Le pregunto que qué tal le ha ido el primer día de cole y me dice “arañas”,
que en las paredes, en los techos, en las esquinas del suelo de los baños hay
arañas y otros bichos sin nombre, indefinidos, pero tan asquerosos y repulsivos
todos ellos, que ha sido verlos y salir despavorida, sin haberse atrevido a
orinar durante todo el día. Como es de entender, con el pis aguantándoselo todo
el rato, lo que la profe le ha dicho, lo que sus nuevos compañeros comentaban o
dejaban de comentar, todo, absolutamente todo ha quedado en un segundo plano
tan gris y borroso que ahora es incapaz de aclararme si la maestra ha echado en
falta algo de todos los materiales escolares que ha llevado por la mañana ni
por supuesto consigue recordar siquiera el nombre de quien se sienta a su lado.
Todo en ella está en suspensión, como las arañas en los hilos con los que cubren
sus dominios. Arañas. ¡Arañas!
Las arañas del baño, como su maestra y sus compis, como el madrugón, como
los cientos de críos que bullen en el patio, donde a las ocho menos diez se
reúnen por clase para después avanzar hacia sus aulas en filas de a dos como
hileras de hormigas obedientes en su cometido diario, todo esto es nuevo en su
nueva vida. Todo es nebuloso para esta novata de Primaria. Todo, también su
mundo de ayer en la “Kita”, la guardería, se encuentra difuminado. El círculo
de bienvenida, la decoración acorde a la estación del año, el mobiliario
cuidado, los baños limpios, relucientes, sin cuadrilla de arañas tejedoras. La “guarde”
forma ya parte de una realidad lejana, un Paraíso perdido, irrecuperable.
Le cambia la cara algo cuando da los primeros sorbos del zumo de manzana
rebajado con agua que le sirvo con la merienda. Se recompone después de haber
ido al baño con calma y a sus anchas y sin arañas a las que temer, aunque dudo
mucho que el “Brezel”, ese mismo bollo trenzado de pan salado que suelo
comprarle, similar al de otras veces, le sepa hoy igual. No es que no se lo
coma, que lo hace, pues es de buen comer, pero sé que en su mente sigue el
recuerdo de las arañas, esa dichosa imagen de cuerpecillos oscuros patudos
aguardando colgados de un hilo sobre su cabecita, o de los bichos indeterminados
de las esquinas, acechándola desde el suelo.
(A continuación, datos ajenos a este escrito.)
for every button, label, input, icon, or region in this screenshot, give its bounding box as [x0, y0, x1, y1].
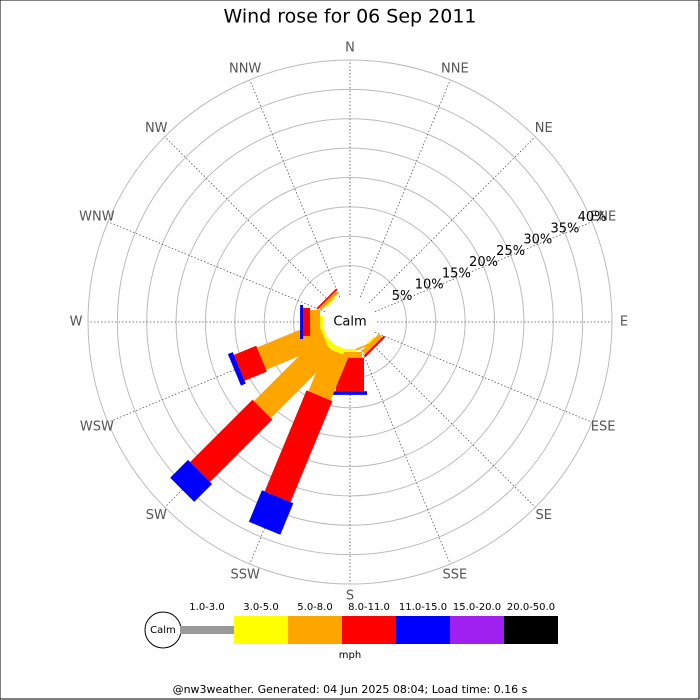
rose-segment [248, 490, 294, 535]
legend-swatch [180, 626, 234, 634]
legend-label: 15.0-20.0 [453, 602, 501, 613]
spoke [368, 136, 536, 304]
rose-segment [227, 352, 246, 386]
spoke [164, 136, 332, 304]
rose-segment [233, 345, 267, 381]
legend-label: 1.0-3.0 [189, 602, 224, 613]
legend-label: 8.0-11.0 [348, 602, 390, 613]
units: mph [339, 650, 361, 661]
rose-segment [308, 347, 349, 401]
rose-segment [316, 288, 338, 310]
legend-swatch [504, 616, 558, 644]
calm-circle [324, 296, 376, 348]
rose-segment [253, 336, 336, 419]
direction-label: E [620, 315, 628, 330]
rose-segment [322, 336, 336, 350]
rose-segment [320, 326, 328, 339]
rose-segment [344, 349, 356, 352]
direction-label: W [70, 315, 83, 330]
rose-segment [333, 391, 367, 395]
rose-segment [310, 310, 321, 334]
legend-label: 11.0-15.0 [399, 602, 447, 613]
legend-label: 20.0-50.0 [507, 602, 555, 613]
direction-label: WNW [79, 210, 115, 225]
spoke [249, 79, 341, 298]
calm-label: Calm [333, 315, 366, 330]
direction-label: NNE [441, 61, 469, 76]
direction-label: SE [536, 508, 552, 523]
ring-label: 25% [496, 244, 525, 259]
ring [116, 88, 584, 556]
ring-label: 40% [578, 210, 607, 225]
spoke [374, 221, 593, 313]
direction-label: SSW [230, 568, 260, 583]
rose-segment [300, 305, 304, 339]
rose-segment [319, 291, 339, 311]
ring-label: 20% [469, 255, 498, 270]
legend-swatch [288, 616, 342, 644]
legend-swatch [450, 616, 504, 644]
direction-label: NW [145, 121, 168, 136]
rose-segment [190, 399, 273, 482]
direction-label: NNW [229, 61, 261, 76]
direction-label: S [346, 589, 354, 604]
legend-swatch [234, 616, 288, 644]
direction-label: NE [535, 121, 553, 136]
rose-segment [320, 316, 323, 328]
ring-label: 15% [442, 266, 471, 281]
spoke [368, 340, 536, 508]
direction-label: SW [146, 508, 167, 523]
legend-label: 5.0-8.0 [297, 602, 332, 613]
ring-label: 5% [392, 289, 413, 304]
legend-swatch [396, 616, 450, 644]
ring-label: 10% [415, 278, 444, 293]
ring-label: 35% [550, 221, 579, 236]
ring-label: 30% [523, 233, 552, 248]
spoke [107, 221, 326, 313]
spoke [359, 79, 451, 298]
ring [205, 177, 495, 467]
rose-segment [303, 308, 311, 336]
direction-label: WSW [80, 419, 114, 434]
spoke [359, 346, 451, 565]
legend-swatch [342, 616, 396, 644]
direction-label: N [345, 41, 355, 56]
footer: @nw3weather. Generated: 04 Jun 2025 08:0… [173, 683, 528, 696]
direction-label: ENE [590, 210, 616, 225]
rose-segment [264, 390, 333, 503]
ring [263, 235, 437, 409]
rose-segment [331, 344, 346, 355]
chart-title: Wind rose for 06 Sep 2011 [223, 6, 476, 28]
rose-segment [170, 459, 213, 502]
spoke [374, 331, 593, 423]
rose-segment [363, 335, 386, 358]
legend-calm-label: Calm [150, 625, 176, 636]
direction-label: ESE [591, 419, 616, 434]
direction-label: SSE [442, 568, 467, 583]
ring [175, 147, 525, 497]
rose-segment [325, 297, 336, 308]
legend-label: 3.0-5.0 [243, 602, 278, 613]
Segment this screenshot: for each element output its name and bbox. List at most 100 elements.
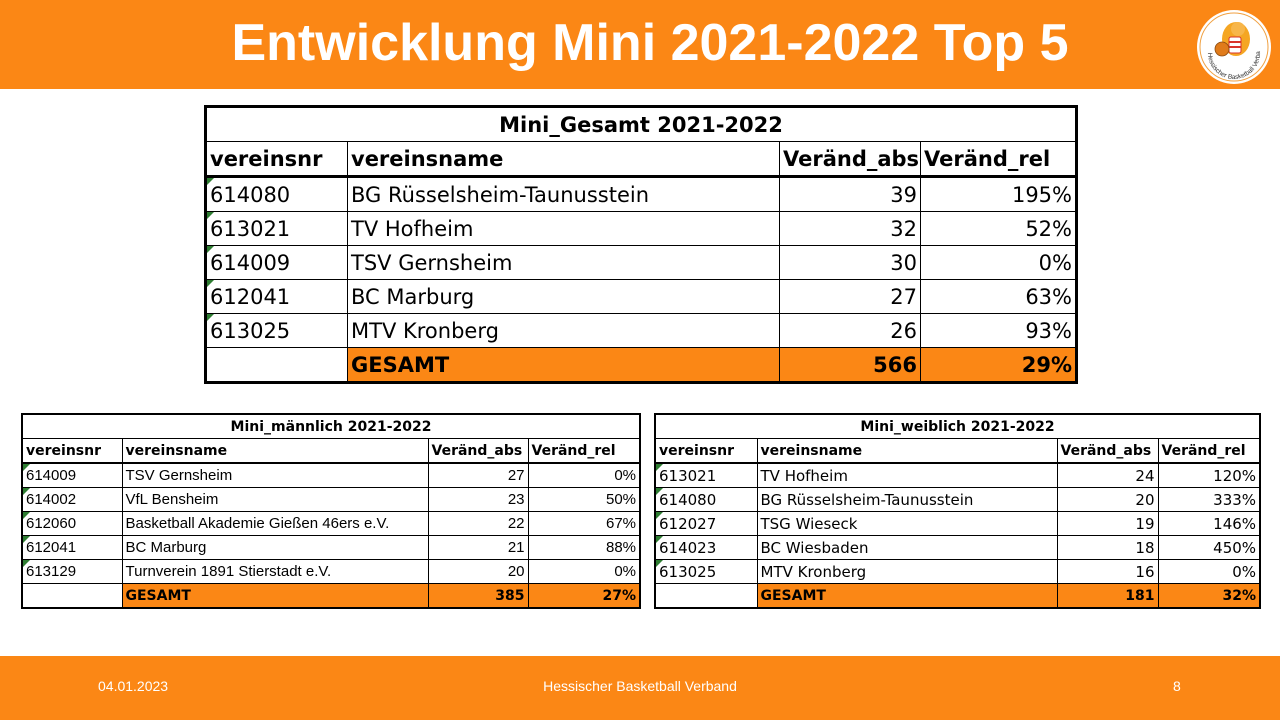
cell-abs: 27 bbox=[779, 279, 921, 314]
total-label: GESAMT bbox=[347, 347, 780, 383]
cell-empty bbox=[21, 583, 123, 609]
cell-vereinsnr: 613021 bbox=[654, 462, 758, 488]
column-header: vereinsnr bbox=[654, 438, 758, 464]
cell-vereinsname: TSG Wieseck bbox=[756, 511, 1058, 536]
cell-vereinsname: TSV Gernsheim bbox=[121, 462, 429, 488]
footer-organization: Hessischer Basketball Verband bbox=[543, 678, 737, 694]
cell-vereinsnr: 612041 bbox=[205, 279, 348, 314]
cell-vereinsname: BC Marburg bbox=[347, 279, 780, 314]
hbv-lion-logo-icon: Hessischer Basketball Verband bbox=[1196, 9, 1271, 84]
table-row: 614080 BG Rüsselsheim-Taunusstein 20 333… bbox=[654, 487, 1261, 512]
total-rel: 29% bbox=[920, 347, 1077, 383]
cell-vereinsnr: 614002 bbox=[21, 487, 123, 512]
total-rel: 27% bbox=[527, 583, 641, 609]
cell-abs: 24 bbox=[1056, 462, 1159, 488]
table-row: 614009 TSV Gernsheim 30 0% bbox=[205, 245, 1077, 280]
cell-rel: 52% bbox=[920, 211, 1077, 246]
cell-abs: 32 bbox=[779, 211, 921, 246]
total-rel: 32% bbox=[1157, 583, 1261, 609]
cell-rel: 93% bbox=[920, 313, 1077, 348]
table-row: 612041 BC Marburg 21 88% bbox=[21, 535, 641, 560]
column-header: vereinsname bbox=[756, 438, 1058, 464]
column-header: Veränd_abs bbox=[1056, 438, 1159, 464]
cell-abs: 27 bbox=[427, 462, 529, 488]
cell-vereinsname: Basketball Akademie Gießen 46ers e.V. bbox=[121, 511, 429, 536]
error-marker-icon bbox=[23, 512, 30, 519]
error-marker-icon bbox=[207, 314, 214, 321]
total-row: GESAMT 566 29% bbox=[205, 347, 1077, 383]
cell-vereinsname: MTV Kronberg bbox=[756, 559, 1058, 584]
cell-abs: 26 bbox=[779, 313, 921, 348]
cell-vereinsname: MTV Kronberg bbox=[347, 313, 780, 348]
column-header: vereinsnr bbox=[205, 141, 348, 178]
table-row: 614023 BC Wiesbaden 18 450% bbox=[654, 535, 1261, 560]
cell-vereinsnr: 614023 bbox=[654, 535, 758, 560]
error-marker-icon bbox=[656, 560, 663, 567]
cell-abs: 16 bbox=[1056, 559, 1159, 584]
column-header: Veränd_abs bbox=[779, 141, 921, 178]
cell-vereinsnr: 612060 bbox=[21, 511, 123, 536]
page-number: 8 bbox=[1173, 678, 1181, 694]
cell-empty bbox=[205, 347, 348, 383]
table-row: 613021 TV Hofheim 24 120% bbox=[654, 462, 1261, 488]
error-marker-icon bbox=[207, 212, 214, 219]
cell-abs: 20 bbox=[1056, 487, 1159, 512]
cell-vereinsname: TV Hofheim bbox=[347, 211, 780, 246]
error-marker-icon bbox=[207, 178, 214, 185]
error-marker-icon bbox=[656, 464, 663, 471]
error-marker-icon bbox=[207, 280, 214, 287]
mini-gesamt-table: Mini_Gesamt 2021-2022 vereinsnr vereinsn… bbox=[204, 105, 1078, 384]
footer-date: 04.01.2023 bbox=[98, 678, 169, 694]
table-row: 612060 Basketball Akademie Gießen 46ers … bbox=[21, 511, 641, 536]
column-header: Veränd_rel bbox=[527, 438, 641, 464]
error-marker-icon bbox=[23, 536, 30, 543]
cell-vereinsnr: 613025 bbox=[654, 559, 758, 584]
cell-vereinsnr: 614080 bbox=[654, 487, 758, 512]
column-header: vereinsname bbox=[121, 438, 429, 464]
cell-rel: 0% bbox=[1157, 559, 1261, 584]
error-marker-icon bbox=[656, 512, 663, 519]
cell-empty bbox=[654, 583, 758, 609]
error-marker-icon bbox=[23, 560, 30, 567]
cell-abs: 21 bbox=[427, 535, 529, 560]
cell-abs: 22 bbox=[427, 511, 529, 536]
cell-vereinsnr: 613025 bbox=[205, 313, 348, 348]
error-marker-icon bbox=[23, 464, 30, 471]
cell-rel: 0% bbox=[527, 559, 641, 584]
column-header: vereinsnr bbox=[21, 438, 123, 464]
cell-rel: 120% bbox=[1157, 462, 1261, 488]
total-label: GESAMT bbox=[121, 583, 429, 609]
table-row: 612027 TSG Wieseck 19 146% bbox=[654, 511, 1261, 536]
page-title: Entwicklung Mini 2021-2022 Top 5 bbox=[231, 14, 1069, 72]
cell-rel: 50% bbox=[527, 487, 641, 512]
cell-rel: 146% bbox=[1157, 511, 1261, 536]
cell-vereinsname: Turnverein 1891 Stierstadt e.V. bbox=[121, 559, 429, 584]
table-row: 614009 TSV Gernsheim 27 0% bbox=[21, 462, 641, 488]
table-row: 613025 MTV Kronberg 26 93% bbox=[205, 313, 1077, 348]
cell-abs: 19 bbox=[1056, 511, 1159, 536]
error-marker-icon bbox=[656, 488, 663, 495]
cell-vereinsnr: 614009 bbox=[205, 245, 348, 280]
cell-vereinsnr: 614080 bbox=[205, 176, 348, 212]
cell-rel: 67% bbox=[527, 511, 641, 536]
cell-abs: 23 bbox=[427, 487, 529, 512]
cell-rel: 0% bbox=[527, 462, 641, 488]
cell-vereinsnr: 613021 bbox=[205, 211, 348, 246]
cell-vereinsname: BG Rüsselsheim-Taunusstein bbox=[756, 487, 1058, 512]
cell-rel: 63% bbox=[920, 279, 1077, 314]
cell-rel: 450% bbox=[1157, 535, 1261, 560]
total-row: GESAMT 181 32% bbox=[654, 583, 1261, 609]
column-header: Veränd_rel bbox=[920, 141, 1077, 178]
cell-abs: 30 bbox=[779, 245, 921, 280]
mini-weiblich-table: Mini_weiblich 2021-2022 vereinsnr verein… bbox=[654, 413, 1262, 609]
error-marker-icon bbox=[23, 488, 30, 495]
footer-bar: 04.01.2023 Hessischer Basketball Verband… bbox=[0, 656, 1280, 720]
header-bar bbox=[0, 0, 1280, 89]
cell-vereinsnr: 613129 bbox=[21, 559, 123, 584]
total-abs: 181 bbox=[1056, 583, 1159, 609]
table-caption: Mini_Gesamt 2021-2022 bbox=[205, 106, 1077, 142]
cell-rel: 88% bbox=[527, 535, 641, 560]
total-label: GESAMT bbox=[756, 583, 1058, 609]
cell-vereinsnr: 612041 bbox=[21, 535, 123, 560]
mini-maennlich-table: Mini_männlich 2021-2022 vereinsnr verein… bbox=[21, 413, 642, 609]
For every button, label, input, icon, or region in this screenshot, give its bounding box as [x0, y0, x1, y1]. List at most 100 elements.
No se lo quiero decir, pero tendrá que aprender a comer, beber, dormir, reír,
respirar, a vivir con arañas. Ese tipo de cosas es mejor que las encaje ella
sola como bien entienda, que en esto no hay manual ni recetario único que sirva.
Tampoco el de las madres.
Como igualmente tendrá que asumir que la deliciosa comida que preparaba con
maña la cocinera de la guardería será reemplazada por una ración de catering
que solo cumple con la ingesta calórica diaria recomendada, algo importante,
pero lamentablemente insuficiente.
También llegará a aceptar que los que han sido sus amigos de siestas y
virus gastrointestinales, junto a los que empezó a chapurrear el idioma, a
reconocer sus límites, a reconocerse en su entorno, de quienes se ha tenido que
despedir al salir de la “Kita” y entrar al cole, irán deslizándose hasta acabar
cayendo en el saco común de “conocidos” a los que tal vez recordará con cariño
en ciertas ocasiones. Pronto dejarán de estar en su lista de invitados de
cumpleaños.
Todos, más tarde o más temprano, hemos pasado la prueba de las arañas. Ella,
como nosotros ya hicimos, tendrá que encontrar su manera de convertir ese nuevo
mundo ajeno en su mundo, corriente y fascinante, excitante y terrorífico,
conmovedor e indolente. El pollito sale del cascarón. ¡Qué peligroso! ¡Qué
emocionante! ¡Qué hermoso! La vida, hija, esto es la vida.